Calling all artists

Episcopal Church and Visual Arts (ECVA) has issued a call for art to express Ubuntu, the theme of General Convention 2009:

The call of this exhibit is to express Ubuntu through the particular type of public narrative that is image—that is art. As an artist, you are invited to weave together the threads of your personal and our communal story to create a compelling and hope-filled image, or series of images, that will express the meaning and application of Ubuntu in a way that awakens a new awareness of mission and in a way that invites and challenges your viewers to action.

Ubuntu is an African term meaning that what makes us human is the humanity we show each other. It speaks of a relational worldview that sees humanity as a web of family rather than a mass of individuals. Ubuntu, then, can be seen as a way of taking the sense of connection and caring we feel within whatever groups we share (for example, families, schools, churches) and extending it to include those beyond our group borders, so that those borders disappear.

Like Christ, Ubuntu invites us to build bridges to each other, to tear down the barriers that separate us, to release the past and engage the future as a creative response to the challenges of living as One Body. Bonnie Anderson, President, House of Deputies and chair of the General Convention’s Joint Committee on Planning and Arrangements, explains the connection between Ubuntu and Christianity in this way:

“As Episcopalians and Christians,we seek not only to love our neighbors as ourselves, but to internalize that love of neighbor so that it becomes a part of our very being.”

According to Cape Town Archbishop Emeritus Desmond Tutu, someone who models Ubuntu is:

…open and available to others, affirming of others, and does not feel threatened that others are able and good, for he or she has a proper self-assurance that comes from knowing that he or she belongs in a greater whole and is diminished when others are humiliated or diminished, when others are tortured or oppressed.

In preparation for the General Convention and during the convention, the themes

of Ubuntu, Identity, and Mission will be explored using PUBLIC NARRATIVE:

… a leadership art that can be used by members of the Episcopal Church to articulate the call to action that is rooted in one’s own journey and that of one’s community.
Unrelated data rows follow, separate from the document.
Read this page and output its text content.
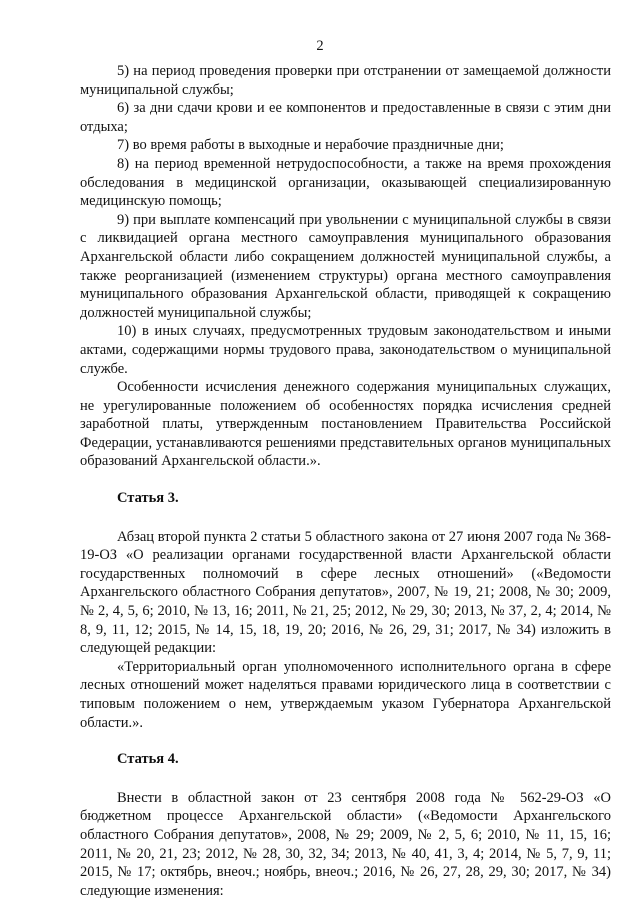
2

5) на период проведения проверки при отстранении от замещаемой должности муниципальной службы;

6) за дни сдачи крови и ее компонентов и предоставленные в связи с этим дни отдыха;

7) во время работы в выходные и нерабочие праздничные дни;

8) на период временной нетрудоспособности, а также на время прохождения обследования в медицинской организации, оказывающей специализированную медицинскую помощь;

9) при выплате компенсаций при увольнении с муниципальной службы в связи с ликвидацией органа местного самоуправления муниципального образования Архангельской области либо сокращением должностей муниципальной службы, а также реорганизацией (изменением структуры) органа местного самоуправления муниципального образования Архангельской области, приводящей к сокращению должностей муниципальной службы;

10) в иных случаях, предусмотренных трудовым законодательством и иными актами, содержащими нормы трудового права, законодательством о муниципальной службе.

Особенности исчисления денежного содержания муниципальных служащих, не урегулированные положением об особенностях порядка исчисления средней заработной платы, утвержденным постановлением Правительства Российской Федерации, устанавливаются решениями представительных органов муниципальных образований Архангельской области.».

Статья 3.

Абзац второй пункта 2 статьи 5 областного закона от 27 июня 2007 года № 368-19-ОЗ «О реализации органами государственной власти Архангельской области государственных полномочий в сфере лесных отношений» («Ведомости Архангельского областного Собрания депутатов», 2007, № 19, 21; 2008, № 30; 2009, № 2, 4, 5, 6; 2010, № 13, 16; 2011, № 21, 25; 2012, № 29, 30; 2013, № 37, 2, 4; 2014, № 8, 9, 11, 12; 2015, № 14, 15, 18, 19, 20; 2016, № 26, 29, 31; 2017, № 34) изложить в следующей редакции:

«Территориальный орган уполномоченного исполнительного органа в сфере лесных отношений может наделяться правами юридического лица в соответствии с типовым положением о нем, утверждаемым указом Губернатора Архангельской области.».

Статья 4.

Внести в областной закон от 23 сентября 2008 года № 562-29-ОЗ «О бюджетном процессе Архангельской области» («Ведомости Архангельского областного Собрания депутатов», 2008, № 29; 2009, № 2, 5, 6; 2010, № 11, 15, 16; 2011, № 20, 21, 23; 2012, № 28, 30, 32, 34; 2013, № 40, 41, 3, 4; 2014, № 5, 7, 9, 11; 2015, № 17; октябрь, внеоч.; ноябрь, внеоч.; 2016, № 26, 27, 28, 29, 30; 2017, № 34) следующие изменения:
Artistic images can play a unique role as a public narrative—expressing the story of self in the context of community and building that into an urgent call to hope and action that functions at the imaginal level, going beyond words to the heart. If we stand, as individuals and as a community, at a choice point—if each moment is a choice point, what is it that we choose? How do we act, and what is our desired outcome? If we act with a sense of Ubuntu, what would the action and outcome look like?

So what would that look like to you?

What can an image or series of images express about who we are as individuals and as a community, and how, together, we are called to embody this sense of Ubuntu?

Your image will link some concept of self (how you have been called) and community (your perception of its shared purpose and values) with a proposal for action (the challenge, the choice, and the potential outcome) that conveys both a sense of urgency and a renewed commitment to mission.

Your image will be accompanied by an artist statement in which you will answer (in no more than 250 words) one of the following questions:

In the context of your own understanding of Ubuntu,

1. How does the mission of understanding and communicating Ubuntu speak to you?

2. What does this image created by you say about the Episcopal Church, what it believes, what we as a community are called to, and why?

3. What does this image created by you say about what we are called to as a community, the choices we are called to make, and the hope to which we aspire?

CURATOR, Diane Walker

JURORS:

The Rev. Brian Prior

The Rev. Paul Fromberg

The Rev. Melford (Bud) Holland

The Rev. Robert Two Bulls

HONORARY JURORS:

The Very Rev. Canon Dr. Michael J. Battle

The Rev. Fran Toy

SPECIAL APPRECIATION TO:

Bonnie Anderson

President, House of Deputies

Artists who are members of THE ARTISTS REGISTRY at ECVA may submit from one to three images. These images must be in either GIF or JPEG format and sized so that they are at least 600 pixels on the longest side at a resolution of 72 pixels-per-inch (ppi).

Images must be sent in an e-mail (one image per e-mail) along with an artist statement for that image. The statement should answer (in no more than 250 words) one of the questions stated in this Call. Also include in the e-mail, your name as you wish it to appear in the exhibition and the title of the image as you wish it to appear. The subject line of the e-mail should contain your name and “ECVA Imaging Ubuntu Exhibition,” along with an image number designation (for example: 1 of 1; 1 of 3; or 3 of 3, etc.) depending on the number of entries you will submit. Do not use previous ECVA entry forms.

Please note: Images submitted for this Call must not have been shown in a previous ECVA Exhibition. By submitting entries for this exhibition, you agree that we may use

the images on the ECVA Web site, in printed and visual promotional material produced by ECVA; in the ECVA Newsletter; at Episcopal Cafe; and at Image & Spirit.

Entries must be sent to ecvaexhibitions@gmail.com. If you have questions, please send them to editor@ecva.org.

DEADLINE FOR SUBMISSIONS is June 1, 2009.